Suriye muhalefeti Türkiye’nin toprak bütünlüğüne ve güvenlik hassasiyetlerine her zaman saygı duymuştur. Hiçbir zaman kurtarılmış bölgelerdeki hiç bir gruptan Türkiye’ye dönük söylemde, planda ya da eylemde bir tehdit söz konusu olmamıştır. Suriye muhalefeti, günümüzde Neo-Safevi Şii yayılmacılığına karşı bir ön karakol görevi görmektedir. Bu cephenin düşmesi durumunda, mezhepçi vahşilerin Hatay başta olmak üzere Türkiye’ye göz dikeceklerinden en ufak bir şüpheniz dahi olmasın. On yıllar boyunca PKK’ya destek veren, kamplar açan Esed rejimi ve İran’ın bugüne kadar yaptıkları yapacaklarının teminatıdır. Türkiye İran, Irak, Lübnan, Suriye ve hatta İran etkisinin her geçen yıl arttığı Azerbaycan yönünden de mezhepçi bir kuşatma altına alınmış, Sünni dünya ile iletişimi kesintiye uğramıştır. Suudi Arabistan’a Yemen üzerinden şantaj yapan İran ve Rusya, Türkiye’ye de başlangıçta PKK’yı destekleyerek şantaj yapmayı planladı ve bu plan bugün gayet net işliyor.

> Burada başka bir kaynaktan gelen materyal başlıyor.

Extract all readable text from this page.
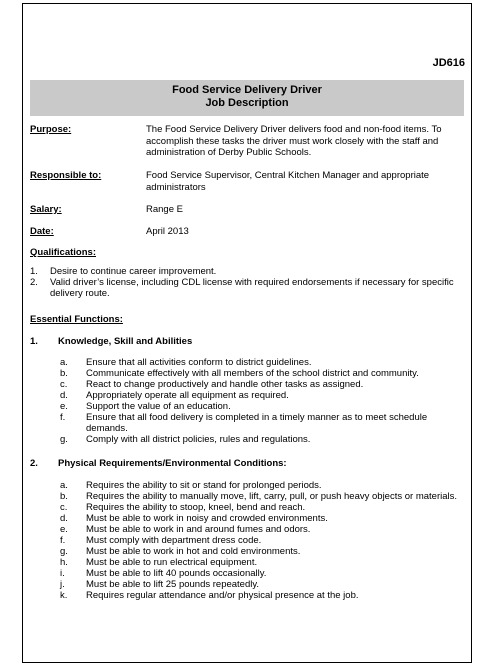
JD616
Food Service Delivery Driver
Job Description
Purpose:	The Food Service Delivery Driver delivers food and non-food items. To accomplish these tasks the driver must work closely with the staff and administration of Derby Public Schools.
Responsible to:	Food Service Supervisor, Central Kitchen Manager and appropriate administrators
Salary:	Range E
Date:	April 2013
Qualifications:
1. Desire to continue career improvement.
2. Valid driver’s license, including CDL license with required endorsements if necessary for specific delivery route.
Essential Functions:
1. Knowledge, Skill and Abilities
a. Ensure that all activities conform to district guidelines.
b. Communicate effectively with all members of the school district and community.
c. React to change productively and handle other tasks as assigned.
d. Appropriately operate all equipment as required.
e. Support the value of an education.
f. Ensure that all food delivery is completed in a timely manner as to meet schedule demands.
g. Comply with all district policies, rules and regulations.
2. Physical Requirements/Environmental Conditions:
a. Requires the ability to sit or stand for prolonged periods.
b. Requires the ability to manually move, lift, carry, pull, or push heavy objects or materials.
c. Requires the ability to stoop, kneel, bend and reach.
d. Must be able to work in noisy and crowded environments.
e. Must be able to work in and around fumes and odors.
f. Must comply with department dress code.
g. Must be able to work in hot and cold environments.
h. Must be able to run electrical equipment.
i. Must be able to lift 40 pounds occasionally.
j. Must be able to lift 25 pounds repeatedly.
k. Requires regular attendance and/or physical presence at the job.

Uzun vadeli tehditler ve meydan okumalar kısa vadeli rahatlatıcı taktik kararlarla engellenemez. Sorunları halının altına süpürerek çözüm bulamayız. İran stratejik hedeflerini sahada olarak, masraf yaparak ve bedel ödeyerek elde ediyor ve ne yapması gerektiği hususunda son derece net davranıyor. Rusya, İran ve ABD de PKK, Haşdi Şa’bi çeteleri ve katliamcı rejimi açıktan destekliyor ve bu hususta tutarlı, kararlı bir politika izliyorlar. Türkiye’nin de sahada destek verdiği taraflar hususunda net olması gerekiyor. Temennimiz yetkililerin Astana’da uzlaşmaya vardıkları anlaşmaların Türkiye’nin stratejik hiçbir hedefini gerçekleştirmeye matuf olmadığı hususunu tez zamanda tekrar değerlendireceği yönündedir.